Fotokemoterapinin İlaçlarla Kullanımı
Sedef hastalarında UV tedavisinin yanı sıra ışın verilen bölgeye katran uygulanması ilacın ve ışının etkilerini artırır. Dokuzuncu yüzyılda uygulanmaya başlayan bu tedavi yöntemi bugün bile geçerliliğini korumaktadır.
Katran, ışıkla etkin hale geçebilir; ışın tedavisiyle birlikte kullanılması fotokemoterapi adını alır. Ayrıca, eski çağlardan bu yana bazı bitki (turunçgil ya da incir yaprağı) özütlerinin Güneş ışınlarıyla birlikte uygulanmasının etkileri bilinmektedir.
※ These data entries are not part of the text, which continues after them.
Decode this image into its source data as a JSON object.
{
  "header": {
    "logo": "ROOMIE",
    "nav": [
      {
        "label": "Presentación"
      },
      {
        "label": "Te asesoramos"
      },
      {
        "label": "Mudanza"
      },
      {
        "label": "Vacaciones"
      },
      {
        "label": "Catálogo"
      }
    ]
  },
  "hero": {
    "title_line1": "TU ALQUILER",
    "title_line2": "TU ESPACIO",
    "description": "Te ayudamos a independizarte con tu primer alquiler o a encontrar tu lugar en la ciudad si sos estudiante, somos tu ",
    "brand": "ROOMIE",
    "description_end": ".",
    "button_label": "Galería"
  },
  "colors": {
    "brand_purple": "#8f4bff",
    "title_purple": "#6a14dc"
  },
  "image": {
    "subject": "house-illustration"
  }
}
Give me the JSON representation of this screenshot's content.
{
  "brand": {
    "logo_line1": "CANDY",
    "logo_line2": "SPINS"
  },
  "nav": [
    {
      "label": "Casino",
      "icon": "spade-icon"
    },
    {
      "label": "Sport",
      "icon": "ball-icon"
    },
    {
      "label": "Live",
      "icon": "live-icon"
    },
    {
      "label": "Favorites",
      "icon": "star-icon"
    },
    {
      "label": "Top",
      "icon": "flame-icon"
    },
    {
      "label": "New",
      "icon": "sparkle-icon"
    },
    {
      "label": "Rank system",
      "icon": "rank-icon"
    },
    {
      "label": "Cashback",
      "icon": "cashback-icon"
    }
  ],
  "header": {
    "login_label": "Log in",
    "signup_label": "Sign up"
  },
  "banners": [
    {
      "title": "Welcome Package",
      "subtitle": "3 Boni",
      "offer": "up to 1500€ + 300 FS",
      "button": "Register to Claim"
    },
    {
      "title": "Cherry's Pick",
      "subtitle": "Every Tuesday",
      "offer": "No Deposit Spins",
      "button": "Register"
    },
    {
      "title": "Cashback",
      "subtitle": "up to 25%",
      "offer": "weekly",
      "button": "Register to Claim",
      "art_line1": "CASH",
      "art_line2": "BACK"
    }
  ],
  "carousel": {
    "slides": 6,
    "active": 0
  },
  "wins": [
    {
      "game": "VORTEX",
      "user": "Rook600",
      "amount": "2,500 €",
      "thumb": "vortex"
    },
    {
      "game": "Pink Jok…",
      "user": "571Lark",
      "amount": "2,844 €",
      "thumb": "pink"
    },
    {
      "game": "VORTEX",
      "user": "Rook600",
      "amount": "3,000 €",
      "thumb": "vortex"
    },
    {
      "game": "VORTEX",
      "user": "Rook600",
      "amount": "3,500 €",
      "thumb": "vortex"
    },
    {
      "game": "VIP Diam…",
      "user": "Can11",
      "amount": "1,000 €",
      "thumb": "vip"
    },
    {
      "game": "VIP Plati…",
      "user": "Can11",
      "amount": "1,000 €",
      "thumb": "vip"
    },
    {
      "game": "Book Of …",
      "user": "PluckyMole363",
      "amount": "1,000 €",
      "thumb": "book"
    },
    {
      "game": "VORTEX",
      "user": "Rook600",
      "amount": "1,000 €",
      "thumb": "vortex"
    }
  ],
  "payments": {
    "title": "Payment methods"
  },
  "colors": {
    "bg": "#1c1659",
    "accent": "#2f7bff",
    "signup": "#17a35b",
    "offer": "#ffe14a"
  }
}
Afrika’da yetişen bazı bitkilerde de UV ışınlarının etkilerini güçlendiren maddelerin bulunduğu bilinmektedir. Böylece 1970’ten bu yana, önce yalnızca sedef hastalığının, daha sonra başka hastalıkların da tedavisinde kullanılmak üzere, bu maddelerin türevleri (psöralenler) ve UVA ışınlarının birlikte uygulanmasını içeren tedaviler (P-UVA [Psöra-len+UVA]) geliştirilmiştir.
Fotokemoterapinin toksik etkisi hücre zarı düzeyinde görülürse de daha güçlü iyonlayıcı etkisi olan UVB ışınlarında bu etki UVA’ya göre daha fazladır. Işıkla etkin hale geçen maddeler doğrudan pomat, merhem ya da sıvı halinde deriye uygulanabilir ya da bütün vücudu etkileyecek tabletler halinde verilebilir.
Işık uygulaması psöralen maddenin bölgesel uygulanmasından hemen sonra ya da tablet halinde alınmasından 2 saat sonra başlar. Lambalar derinin tümünü ya da bir bölgesini ışınlarken, ışının dozu fotometrelerle sürekli kontrol edilmelidir; uygulanan doz ile etki arasında yakın bir bağlantı vardır.
Fotokemoterapinin etkisini daha da artırmak için, daha önce belirtilen mekanizmalardan başka yollarla etki gösteren bazı ilaçlar (retinoitler ve metotreksat gibi antiblastikler) eklenebilir. Ama gene de bu ilaçların istenmeyen etkilerinin olabileceği unutulmamalıdır.